Gut microbiota and diet play a pivotal role in the production of bioactive metabolites. In this context, I have designed hypothesis-driven analysis, combining a set of smart approaches that have unique properties, without the inherent shortcomings of the traditional methods, to tackle the challenges associated with GMMs and the prevention of CRC. This strategy is of paramount importance not only to broaden our knowledge of these small molecules produced by the gut microbiota but also to design new preventive actions that will help us to counteract CRC. In this frame, TRIANGLE has opened new horizons, leading to determine how the GMMs affect the distribution of cell types and metabolome changes in human intestinal organoids. The outcome of this project has significantly extended our knowledge of GMMs, and in the long term, will allow personalized nutrition/medicine to be employed for the prevention of CRC. In the future, I believe that this research line will substantially decrease associated healthcare costs and mitigate health risks by implementing nutritional recommendations and promoting precision pre- and pro-biotics.

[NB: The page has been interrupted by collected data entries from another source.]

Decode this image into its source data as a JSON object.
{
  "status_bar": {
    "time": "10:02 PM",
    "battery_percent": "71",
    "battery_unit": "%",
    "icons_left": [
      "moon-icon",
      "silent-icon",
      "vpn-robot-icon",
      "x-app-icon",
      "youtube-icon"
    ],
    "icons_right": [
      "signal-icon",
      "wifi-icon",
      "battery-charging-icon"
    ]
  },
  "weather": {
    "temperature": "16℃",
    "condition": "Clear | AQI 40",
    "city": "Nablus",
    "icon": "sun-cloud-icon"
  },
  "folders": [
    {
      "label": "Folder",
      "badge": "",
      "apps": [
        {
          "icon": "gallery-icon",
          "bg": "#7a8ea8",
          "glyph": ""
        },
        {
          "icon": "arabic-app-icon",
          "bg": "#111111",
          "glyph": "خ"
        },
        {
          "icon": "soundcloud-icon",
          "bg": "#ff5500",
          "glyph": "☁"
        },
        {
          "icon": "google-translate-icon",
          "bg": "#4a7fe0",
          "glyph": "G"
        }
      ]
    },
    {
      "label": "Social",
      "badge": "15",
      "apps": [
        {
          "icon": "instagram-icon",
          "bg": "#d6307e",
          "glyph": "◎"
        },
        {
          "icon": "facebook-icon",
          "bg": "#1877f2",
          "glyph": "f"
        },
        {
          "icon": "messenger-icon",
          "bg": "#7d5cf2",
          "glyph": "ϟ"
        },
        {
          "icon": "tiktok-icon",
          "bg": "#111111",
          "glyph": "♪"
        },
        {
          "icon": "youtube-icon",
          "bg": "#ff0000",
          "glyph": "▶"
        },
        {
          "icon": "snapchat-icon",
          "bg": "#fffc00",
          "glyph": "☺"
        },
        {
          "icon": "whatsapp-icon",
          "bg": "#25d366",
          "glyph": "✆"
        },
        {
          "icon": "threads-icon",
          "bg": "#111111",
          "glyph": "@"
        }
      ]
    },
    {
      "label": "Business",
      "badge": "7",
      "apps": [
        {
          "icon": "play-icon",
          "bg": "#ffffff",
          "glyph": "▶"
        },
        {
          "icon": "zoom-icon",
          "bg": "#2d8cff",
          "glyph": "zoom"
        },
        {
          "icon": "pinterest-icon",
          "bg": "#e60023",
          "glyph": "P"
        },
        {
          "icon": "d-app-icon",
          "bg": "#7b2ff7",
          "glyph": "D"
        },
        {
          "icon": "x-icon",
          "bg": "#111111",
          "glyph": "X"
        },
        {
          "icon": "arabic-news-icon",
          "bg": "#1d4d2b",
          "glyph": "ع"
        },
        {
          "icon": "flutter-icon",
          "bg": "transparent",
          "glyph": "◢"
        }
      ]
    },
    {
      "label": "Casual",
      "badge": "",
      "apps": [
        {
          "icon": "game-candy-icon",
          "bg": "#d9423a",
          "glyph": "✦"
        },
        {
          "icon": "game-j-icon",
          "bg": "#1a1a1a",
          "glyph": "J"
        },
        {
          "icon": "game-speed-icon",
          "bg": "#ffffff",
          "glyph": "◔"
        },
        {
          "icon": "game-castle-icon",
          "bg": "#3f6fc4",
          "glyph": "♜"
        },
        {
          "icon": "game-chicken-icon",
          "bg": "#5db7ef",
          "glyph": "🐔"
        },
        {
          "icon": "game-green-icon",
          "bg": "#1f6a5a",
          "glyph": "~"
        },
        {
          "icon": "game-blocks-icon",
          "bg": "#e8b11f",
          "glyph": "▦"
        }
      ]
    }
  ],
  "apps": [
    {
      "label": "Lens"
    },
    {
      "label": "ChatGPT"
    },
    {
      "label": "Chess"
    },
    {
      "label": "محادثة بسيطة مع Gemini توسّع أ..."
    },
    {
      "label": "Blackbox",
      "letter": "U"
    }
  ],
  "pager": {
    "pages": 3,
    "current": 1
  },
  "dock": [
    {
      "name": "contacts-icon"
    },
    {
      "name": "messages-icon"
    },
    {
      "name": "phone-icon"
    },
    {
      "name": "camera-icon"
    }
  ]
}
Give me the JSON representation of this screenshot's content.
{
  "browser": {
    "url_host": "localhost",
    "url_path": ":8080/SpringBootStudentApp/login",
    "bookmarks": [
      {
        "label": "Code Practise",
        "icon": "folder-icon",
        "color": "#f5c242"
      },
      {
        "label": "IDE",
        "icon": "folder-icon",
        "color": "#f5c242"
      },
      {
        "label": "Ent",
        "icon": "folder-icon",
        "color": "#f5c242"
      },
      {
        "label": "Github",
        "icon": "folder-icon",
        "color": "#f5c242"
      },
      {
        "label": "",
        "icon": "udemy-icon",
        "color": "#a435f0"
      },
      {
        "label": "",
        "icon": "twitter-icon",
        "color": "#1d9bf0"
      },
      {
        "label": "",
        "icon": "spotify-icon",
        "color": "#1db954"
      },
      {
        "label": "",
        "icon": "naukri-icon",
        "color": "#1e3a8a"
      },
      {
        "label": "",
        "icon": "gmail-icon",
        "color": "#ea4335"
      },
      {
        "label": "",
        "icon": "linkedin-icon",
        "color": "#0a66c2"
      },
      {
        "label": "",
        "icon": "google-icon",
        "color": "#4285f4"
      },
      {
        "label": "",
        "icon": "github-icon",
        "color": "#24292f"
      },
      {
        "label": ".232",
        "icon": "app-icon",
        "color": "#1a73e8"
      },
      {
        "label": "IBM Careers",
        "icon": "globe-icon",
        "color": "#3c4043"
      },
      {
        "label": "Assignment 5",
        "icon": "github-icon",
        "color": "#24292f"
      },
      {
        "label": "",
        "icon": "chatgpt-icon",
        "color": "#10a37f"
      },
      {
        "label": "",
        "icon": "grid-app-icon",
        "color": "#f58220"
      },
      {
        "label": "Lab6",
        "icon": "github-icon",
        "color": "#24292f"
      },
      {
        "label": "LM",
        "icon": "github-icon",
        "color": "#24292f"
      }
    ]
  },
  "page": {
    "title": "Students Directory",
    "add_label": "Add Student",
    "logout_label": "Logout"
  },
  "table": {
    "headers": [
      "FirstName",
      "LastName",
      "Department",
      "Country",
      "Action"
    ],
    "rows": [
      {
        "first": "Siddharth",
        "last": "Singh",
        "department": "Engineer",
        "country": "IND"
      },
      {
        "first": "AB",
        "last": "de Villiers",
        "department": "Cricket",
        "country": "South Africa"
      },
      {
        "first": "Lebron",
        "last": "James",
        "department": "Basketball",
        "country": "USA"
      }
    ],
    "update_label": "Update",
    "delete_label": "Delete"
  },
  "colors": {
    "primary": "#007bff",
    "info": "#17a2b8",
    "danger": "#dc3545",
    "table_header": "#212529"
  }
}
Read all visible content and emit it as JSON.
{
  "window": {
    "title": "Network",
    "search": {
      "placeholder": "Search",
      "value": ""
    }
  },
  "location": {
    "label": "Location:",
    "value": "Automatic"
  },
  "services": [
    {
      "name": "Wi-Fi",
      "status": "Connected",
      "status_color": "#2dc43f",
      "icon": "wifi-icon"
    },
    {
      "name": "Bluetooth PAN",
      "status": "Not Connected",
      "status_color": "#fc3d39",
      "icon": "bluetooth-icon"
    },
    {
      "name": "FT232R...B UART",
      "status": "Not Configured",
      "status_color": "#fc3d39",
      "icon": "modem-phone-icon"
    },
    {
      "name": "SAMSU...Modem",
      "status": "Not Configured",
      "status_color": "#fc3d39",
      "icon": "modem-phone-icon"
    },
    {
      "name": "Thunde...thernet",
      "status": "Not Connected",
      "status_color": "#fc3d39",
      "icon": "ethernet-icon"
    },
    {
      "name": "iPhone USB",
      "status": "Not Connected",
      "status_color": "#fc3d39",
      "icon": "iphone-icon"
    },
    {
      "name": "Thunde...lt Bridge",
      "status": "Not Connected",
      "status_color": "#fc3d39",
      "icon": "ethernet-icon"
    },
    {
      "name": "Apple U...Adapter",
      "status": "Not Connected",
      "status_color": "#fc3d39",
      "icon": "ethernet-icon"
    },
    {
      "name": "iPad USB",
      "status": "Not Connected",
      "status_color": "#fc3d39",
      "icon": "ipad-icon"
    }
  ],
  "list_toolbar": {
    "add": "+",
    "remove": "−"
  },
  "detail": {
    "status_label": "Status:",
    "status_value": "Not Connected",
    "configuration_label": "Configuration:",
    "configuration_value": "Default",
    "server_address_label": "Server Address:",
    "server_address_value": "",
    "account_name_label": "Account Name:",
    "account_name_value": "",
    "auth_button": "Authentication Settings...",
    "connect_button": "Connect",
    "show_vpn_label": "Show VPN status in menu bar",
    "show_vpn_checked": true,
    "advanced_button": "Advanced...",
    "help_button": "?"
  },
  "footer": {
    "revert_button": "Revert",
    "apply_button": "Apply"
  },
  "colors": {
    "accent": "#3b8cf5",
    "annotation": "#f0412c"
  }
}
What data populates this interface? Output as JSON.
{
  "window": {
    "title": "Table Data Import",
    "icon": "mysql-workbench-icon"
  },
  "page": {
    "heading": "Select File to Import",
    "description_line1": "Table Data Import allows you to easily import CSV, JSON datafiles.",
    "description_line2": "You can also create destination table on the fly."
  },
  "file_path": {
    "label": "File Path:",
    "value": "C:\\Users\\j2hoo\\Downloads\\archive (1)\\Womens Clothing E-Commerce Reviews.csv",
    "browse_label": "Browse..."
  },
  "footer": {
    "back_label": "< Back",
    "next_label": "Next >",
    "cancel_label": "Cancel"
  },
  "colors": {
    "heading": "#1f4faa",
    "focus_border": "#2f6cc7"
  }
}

TRIANGLE has concerned the fields of personalized nutrition/medicine, gut microbiota, and biochemistry, by bringing to light GMMs that (i) directly inhibit proliferation and promote apoptosis of CRC cells, and (ii) can stimulate the gut epithelium to improve gut health. Bridging these three separate fields have been the main general achievement of this project. This project will have a significant impact on the research of many biologists, nutritionists, (bio)chemists and microbiologists, who will be able to study personalized nutrition and medicine better. For the metabolomics community, TRIANGLE has provided a metabolomics workflow. The nutrimetabolomics community will benefit in terms of a full understanding of the role of GMMs in the prevention of CRC, which may lead to hypotheses regarding host-microbiome interaction and pro- and pre-biotic intervention studies.